Ralph Kramden statue
Ralph Kramden statue at Port Authority Bus Terminal

Ralph’s get-rich-schemes and expansive waistline provided much of the comedy, but the laughs belied Gleason’s turbulent childhood. Gleason was born on February 26, 1916, to Mae and Herbert Gleason when the family lived at 364 Chauncey Street in Brooklyn. The Gleasons later moved to 358 Chauncey Street, but Gleason most fondly remembered his years spent in apartment 3-A of 328 Chauncey Street. The Gleasons’ dingy flat would serve as the model — and the address — of the Kramdens’ fictional apartment. While 328 Chauncey Street is actually in Stuyvesant Heights, the show took place in Bensonhurst.

Gleason was named “The Great One” by Orson Welles, “although I don’t know if he meant my talent or my drinking capacity,” Gleason said. Gleason, who also starred in the films The Hustler and Smokey and the Bandit, honed his comedic talent as a teenager in Brooklyn’s lodge halls and vaudeville houses. Here, as his birthday approaches, we take a look at 10 of his Brooklyn haunts. And away we go!

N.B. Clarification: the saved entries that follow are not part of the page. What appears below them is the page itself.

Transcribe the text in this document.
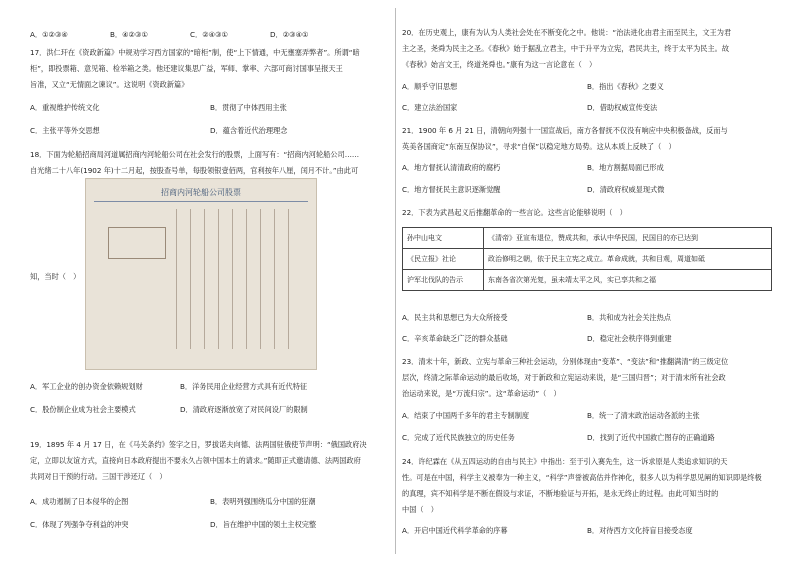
A．①②③④	B．④②③①	C．②④③①	D．②③④①
17．洪仁玕在《资政新篇》中规劝学习西方国家的“暗柜”制，使“上下情通，中无壅塞弄弊者”。所谓“暗
柜”，即投票箱、意见箱、检举箱之类。他还建议集思广益，军师、掌率、六部可商讨国事呈报天王
旨准，又立“无情面之谏议”。这说明《资政新篇》
A．重视维护传统文化	B．贯彻了中体西用主张
C．主张平等外交思想	D．蕴含着近代治理理念
18．下面为轮船招商局河道属招商内河轮船公司在社会发行的股票，上面写有：“招商内河轮船公司……
自光绪二十八年(1902 年)十二月起，按股查号单，每股领银壹佰两，官利按年八厘，闰月不计。”由此可
知，当时（　）
招商内河轮船公司股票
A．军工企业的创办资金依赖规划财	B．洋务民用企业经营方式具有近代特征
C．股份制企业成为社会主要模式	D．清政府逐渐放宽了对民间设厂的限制
19．1895 年 4 月 17 日，在《马关条约》签字之日，罗拔诺夫向德、法两国驻俄使节声明：“俄国政府决
定，立即以友谊方式，直接向日本政府提出不要永久占领中国本土的请求。”随即正式邀请德、法两国政府
共同对日干预的行动。三国干涉还辽（　）
A．成功遏制了日本侵华的企图	B．表明列强围绕瓜分中国的狂潮
C．体现了列强争夺利益的冲突	D．旨在维护中国的领土主权完整
20．在历史观上，康有为认为人类社会处在不断变化之中。他说：“治法进化由君主而至民主，文王为君
主之圣，尧舜为民主之圣。《春秋》始于据乱立君主，中于升平为立宪，君民共主，终于太平为民主。故
《春秋》始言文王，终道尧舜也。”康有为这一言论意在（　）
A．顺乎守旧思想	B．指出《春秋》之要义
C．建立法治国家	D．借助权威宣传变法
21．1900 年 6 月 21 日，清朝向列强十一国宣战后，南方各督抚不仅没有响应中央积极备战，反而与
英美各国商定“东南互保协议”，寻求“自保”以稳定地方局势。这从本质上反映了（　）
A．地方督抚认清清政府的腐朽	B．地方割据局面已形成
C．地方督抚民主意识逐渐觉醒	D．清政府权威显现式微
22．下表为武昌起义后推翻革命的一些言论。这些言论能够说明（　）
孙中山电文	《清帝》亚宣布退位，赞成共和，承认中华民国，民国目的亦已达到
《民立报》社论	政治修明之朝，依于民主立宪之成立。革命成就，共和目观，周道如砥
沪军北伐队的告示	东南各省次第光复，虽未靖太平之风，实已享共和之福
A．民主共和思想已为大众所接受	B．共和成为社会关注热点
C．辛亥革命缺乏广泛的群众基础	D．稳定社会秩序得到重建
23．清末十年，新政、立宪与革命三种社会运动，分别体现由“变革”、“变法”和“推翻满清”的三级定位
层次，终清之际革命运动的最后收场，对于新政和立宪运动来说，是“三国归晋”；对于清末所有社会政
治运动来说，是“万流归宗”。这“革命运动”（　）
A．结束了中国两千多年的君主专制制度	B．统一了清末政治运动各派的主张
C．完成了近代民族独立的历史任务	D．找到了近代中国救亡图存的正确道路
24．许纪霖在《从五四运动的自由与民主》中指出：至于引入赛先生，这一诉求原是人类追求知识的天
性。可是在中国，科学主义被奉为一种主义，“科学”声誉被高估并作神化，很多人以为科学思见阐的知识即是终极
的真理，宾不知科学是不断在假设与求证，不断地验证与开拓，是永无终止的过程。由此可知当时的
中国（　）
A．开启中国近代科学革命的序幕	B．对待西方文化持盲目接受态度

1. Gleason’s Childhood Home, 328 Chauncey Street

Front door at the Honeymooners House, Jackie Gleason's Brooklyn home at 328 Chauncey

“Gleason patterned the Kramden apartment after the one he lived in with his mother as a boy,” Dina-Marie Kulzer writes in Classic Hollywood Bios. “The address is even the same, 328 Chauncey Street. ‘The place was dull. The bulbs weren’t very bright. The surroundings were very bare,’ remembered Gleason about his childhood home.”

Jackie’s father, Herbert Gleason, a Death Claims clerk at the Mutual Life Insurance Company, was an alcoholic and gambler. “My pop was a $37-a-week clerk named Herbert Gleason and Mom was Mae Kelly Gleason, an Irish girl,” Gleason recalled in The American Weekly. “I was their second son, born in 1916, and poverty was something everybody in our neighborhood took for granted and didn’t fret about. Pop just walked away from his desk one day when I was nine ­­— and he never came back.”

The Kramdens often battled but always made up in their kitchen. The furnishings never changed: an icebox, stove, sink, dresser, a table in the center, and no curtains on the window. Jackie Gleason: An Intimate Portrait of the Great One explains that Gleason told his set designers, “Get a Brooklyn tenement and make it scruffy.”  When a picture was placed on the wall next to the bedroom door, Gleason said, “We didn’t have a picture in the flat. Take it down.”

Frieda Broodno Storm grew up in the tenement and described Gleason’s Chauncey Street flat in The Honeymooners Lost Episodes. “The one big difference between the Kramden apartment and Jackie’s was that in Jackie’s, the bathroom was in the hall, and the tub was in the kitchen adjacent to the sink.”